One day last week, not long after I arrived at work, a story came on the television that airs the news or sports game in my team’s workspace. They mentioned a high school in Oregon that requires students to apply to college in order to graduate from high school. A few of us that were working away look up to the screen and want to more about the story. Why? Because the school was near us in Portland. I was intrigued. A high school in the Columbia River Gorge (about and hour east of Portland) in the Corbett School District may mandate this ruling for graduation. They want to make sure that students have options for their future. It made me wonder, do some students not know how, or have the support to apply to college, so they just do not even try?

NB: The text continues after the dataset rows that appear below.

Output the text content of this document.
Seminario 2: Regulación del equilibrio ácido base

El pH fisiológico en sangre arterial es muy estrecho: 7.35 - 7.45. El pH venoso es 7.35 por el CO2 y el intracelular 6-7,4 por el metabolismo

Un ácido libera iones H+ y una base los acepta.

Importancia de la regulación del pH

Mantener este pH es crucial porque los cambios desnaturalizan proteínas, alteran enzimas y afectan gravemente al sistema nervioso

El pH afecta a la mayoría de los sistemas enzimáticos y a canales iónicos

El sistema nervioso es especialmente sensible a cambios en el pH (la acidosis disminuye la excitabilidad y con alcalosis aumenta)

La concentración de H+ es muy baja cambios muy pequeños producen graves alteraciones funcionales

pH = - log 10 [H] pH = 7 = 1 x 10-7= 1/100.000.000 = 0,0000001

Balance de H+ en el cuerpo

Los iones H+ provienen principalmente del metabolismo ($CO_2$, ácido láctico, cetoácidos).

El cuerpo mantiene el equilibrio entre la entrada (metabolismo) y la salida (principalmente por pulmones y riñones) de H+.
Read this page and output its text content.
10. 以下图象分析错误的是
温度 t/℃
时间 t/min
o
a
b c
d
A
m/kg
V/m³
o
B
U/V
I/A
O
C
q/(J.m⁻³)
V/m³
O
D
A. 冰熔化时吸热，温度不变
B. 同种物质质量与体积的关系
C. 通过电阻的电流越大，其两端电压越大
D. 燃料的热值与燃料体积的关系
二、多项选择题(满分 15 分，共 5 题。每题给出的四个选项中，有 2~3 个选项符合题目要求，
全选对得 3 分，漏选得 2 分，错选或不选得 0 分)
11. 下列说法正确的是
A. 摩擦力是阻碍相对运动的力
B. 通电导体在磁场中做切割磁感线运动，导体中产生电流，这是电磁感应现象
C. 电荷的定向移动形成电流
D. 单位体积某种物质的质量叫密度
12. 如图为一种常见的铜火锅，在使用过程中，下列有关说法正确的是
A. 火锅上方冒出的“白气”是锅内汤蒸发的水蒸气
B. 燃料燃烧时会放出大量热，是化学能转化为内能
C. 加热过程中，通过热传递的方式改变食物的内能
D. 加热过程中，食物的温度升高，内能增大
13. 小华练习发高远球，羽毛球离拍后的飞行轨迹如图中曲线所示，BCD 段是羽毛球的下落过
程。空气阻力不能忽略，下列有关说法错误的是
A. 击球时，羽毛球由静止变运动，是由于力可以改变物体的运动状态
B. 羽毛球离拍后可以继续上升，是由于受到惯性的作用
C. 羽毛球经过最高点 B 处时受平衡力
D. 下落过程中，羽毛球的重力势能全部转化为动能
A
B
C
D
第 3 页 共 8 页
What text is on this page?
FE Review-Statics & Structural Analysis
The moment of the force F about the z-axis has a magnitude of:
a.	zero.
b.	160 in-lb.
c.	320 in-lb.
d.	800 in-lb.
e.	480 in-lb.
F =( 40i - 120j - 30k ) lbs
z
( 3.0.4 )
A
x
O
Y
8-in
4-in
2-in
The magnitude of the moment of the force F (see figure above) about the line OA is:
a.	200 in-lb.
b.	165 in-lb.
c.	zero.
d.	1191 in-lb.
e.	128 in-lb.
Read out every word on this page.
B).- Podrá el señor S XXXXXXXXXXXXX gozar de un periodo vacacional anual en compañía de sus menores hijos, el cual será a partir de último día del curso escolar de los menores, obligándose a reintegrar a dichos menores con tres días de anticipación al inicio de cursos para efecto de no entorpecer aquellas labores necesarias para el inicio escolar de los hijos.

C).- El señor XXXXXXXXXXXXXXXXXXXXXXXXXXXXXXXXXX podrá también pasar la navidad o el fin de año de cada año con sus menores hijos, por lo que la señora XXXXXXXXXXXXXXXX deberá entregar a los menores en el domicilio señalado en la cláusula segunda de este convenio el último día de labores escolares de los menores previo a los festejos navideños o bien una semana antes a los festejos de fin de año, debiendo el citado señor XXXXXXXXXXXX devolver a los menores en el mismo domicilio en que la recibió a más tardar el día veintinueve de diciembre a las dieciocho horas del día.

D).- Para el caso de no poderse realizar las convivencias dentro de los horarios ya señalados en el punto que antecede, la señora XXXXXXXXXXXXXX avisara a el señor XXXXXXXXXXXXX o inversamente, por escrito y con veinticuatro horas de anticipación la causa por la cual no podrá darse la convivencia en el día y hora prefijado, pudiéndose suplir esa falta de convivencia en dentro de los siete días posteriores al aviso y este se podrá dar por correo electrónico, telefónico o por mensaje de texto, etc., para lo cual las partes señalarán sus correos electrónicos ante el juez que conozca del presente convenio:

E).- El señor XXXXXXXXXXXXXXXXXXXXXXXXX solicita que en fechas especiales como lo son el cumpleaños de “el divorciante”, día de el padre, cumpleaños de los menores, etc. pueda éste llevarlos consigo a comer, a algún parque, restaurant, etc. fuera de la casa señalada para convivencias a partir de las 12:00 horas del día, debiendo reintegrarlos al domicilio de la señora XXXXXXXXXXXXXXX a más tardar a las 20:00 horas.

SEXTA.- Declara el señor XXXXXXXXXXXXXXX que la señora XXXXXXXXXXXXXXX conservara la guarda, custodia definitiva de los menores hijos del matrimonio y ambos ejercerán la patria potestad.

I can remember in high school struggling to figure out the matrix of applying to colleges. For a few reasons. My mom had passed on 1.5 years before and she would have most likely helped me (or so I think). My dad was not really involved in my life at that time. I also did not have the money to send away to a bunch of colleges and universities in the form of an application fee. I had no idea what I wanted to do after college, or what type of school I wanted to go to. So what did I do? I applied to a few local colleges that had no application fee, and I applied to a university affiliated with my high school (again no application fee) to see if I would get in and potentially they could help me with financial aid. Did I really look at my options? No. Did anyone really help me? No. It was in my high school’s best interest for me to get into the affiliated college. They did next to nothing to help me find a school based on my interests. I am not sure the career office even checked in with us to see if we had applied anywhere.

What happened to me? I went to the college affiliated with my high school. I was actually fortunate to receive a large financial aid package based on my family situation. Do I regret it? Yes, and no. I received a good education, but half way through college I wondered what direction my life would have taken if someone had helped me to select a college that was just right for me. Even if it was in the middle of Montana. I worked hard, got good grades, learned a lot, but I often wonder what might life could have looked like with just a bit of guidance.

Oh and in case you are wondering. The Corbett School District indicates that this new requirement would mean that students have to get into a secondary school, however, just because they are accepted, does not mean that they actually have to go. The school will also help to pay for any application fees incurred. So students would learn about themselves along the way, and who knows maybe there are millions of individuals out there that never went to college because there was no one to help them navigate the landscape. Maybe this requirement will set expectations for students to work hard and try to get into college, and maybe their life will be changed because of it. Oh, and by the way, this high school was ranked the fifth best in the nation by Newsweek in 2010, so maybe they are on the right path.